There is a spirit in the landscape that possesses us, and though we may leave the land behind, that spirit will always follow us. That is something I learned from my formative years, living in a rural town in New Mexico. The stories we shared, from ancient times and Navajo and Hopi people of the region, to modern times—of crimes, miracles, unexplainable phenomena and shape-shifting beasts that roam the high desert—there’s an inescapable memory that’s attached to the land. And as time passes, these stories turn to myths. And though new memories occur and often replace the past, they add to the growing history indexical to the land. It was during those years, I experienced the power and oral tradition that gave the landscape its meaning and presence. Though I have long since left the desert in New Mexico, I carry the spirit of its storytelling and land-specific memory in my practice today.

Before there was an image, and now there are layers upon layers of memories that each come with their own spirits. The land feels haunted, and when I make the decision to capture it, it is the spirit I seek to invoke in its presentation. Like the stories I’ve heard countless times in Gallup, New Mexico, it isn’t about truth, nor is it about accuracy—It is about carrying spirits of that memory. My photographs aren’t about realism and precision. It is about manipulating the medium in order to summon the spirits captured within.

This project is a combination of various assignments I’ve received as an artist-photographer throughout Canada, with a particular focus on the assignment from The New York Times called “The Social Life of the Forest,” where I spent a week in and around Nelson, B.C., with Dr. Suzanne Simard, visualizing her research, in particular, how plants and fungi interact with each other via the mycorrhizal network that extends from either within or on the surface of plant roots to a vast mycelium web but that extends to the forest floor. Your very footsteps in the forest are felt, sending off signals. The mesh behind your feet, your presence is known amongst the earthly inhabitants.

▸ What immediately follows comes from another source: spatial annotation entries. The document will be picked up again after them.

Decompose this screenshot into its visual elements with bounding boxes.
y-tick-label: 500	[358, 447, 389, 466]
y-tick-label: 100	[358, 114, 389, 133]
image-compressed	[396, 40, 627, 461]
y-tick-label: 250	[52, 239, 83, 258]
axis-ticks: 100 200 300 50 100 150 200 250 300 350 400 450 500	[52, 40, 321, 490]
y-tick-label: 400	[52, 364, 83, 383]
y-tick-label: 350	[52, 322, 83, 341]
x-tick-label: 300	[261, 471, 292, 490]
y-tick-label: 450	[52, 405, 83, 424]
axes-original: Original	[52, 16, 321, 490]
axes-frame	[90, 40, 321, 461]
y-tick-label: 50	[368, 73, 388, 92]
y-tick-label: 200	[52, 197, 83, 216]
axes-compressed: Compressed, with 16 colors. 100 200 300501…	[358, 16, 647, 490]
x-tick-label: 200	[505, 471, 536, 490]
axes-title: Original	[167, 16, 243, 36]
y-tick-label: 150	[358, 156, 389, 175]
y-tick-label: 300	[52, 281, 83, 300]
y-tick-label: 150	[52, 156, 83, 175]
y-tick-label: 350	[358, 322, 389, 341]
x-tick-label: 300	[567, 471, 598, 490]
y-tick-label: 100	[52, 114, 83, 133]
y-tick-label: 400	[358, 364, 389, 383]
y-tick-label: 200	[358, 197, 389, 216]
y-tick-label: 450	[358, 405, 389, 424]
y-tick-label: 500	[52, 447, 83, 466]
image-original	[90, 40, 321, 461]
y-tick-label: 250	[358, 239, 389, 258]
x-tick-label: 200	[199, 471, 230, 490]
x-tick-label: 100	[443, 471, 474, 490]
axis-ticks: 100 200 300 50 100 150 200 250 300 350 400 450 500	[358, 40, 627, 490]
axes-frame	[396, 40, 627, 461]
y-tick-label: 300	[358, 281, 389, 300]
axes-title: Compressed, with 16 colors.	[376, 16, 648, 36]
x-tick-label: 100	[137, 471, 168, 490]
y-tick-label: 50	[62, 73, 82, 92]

For me, I arrived on this journey already feeling the spiritual connection that the forest has—the spirits of the tree, the stone, the fungi, all share this space together, speak in their own way. This experience, working with all that shares the space, speaks in their own way. This experience, working with Dr. Simard, was seeing this connection through her lens—that of science and research—and reinforcing the wisdom I have gained from working within the kānaka ʻōiwi, the native Hawaiian community in Hawaii, with a new perspective.

Whenever I hear people talk about wanting to escape into nature, go camping, go on a hike and reconnect, it tells the story of how many of us feel disconnected, detached from the notion that we have this connection to nature and that this is an inseparable connection itself. That we are always in nature. Like a child with amnesia, we have forgotten who our mother is, Papa (Earth Mother). It has led us to see the Earth and its fruit as resources for our endless consumption. And that is the relationship we need to repair, or else we no longer have a place on this only place we have called home—Earth.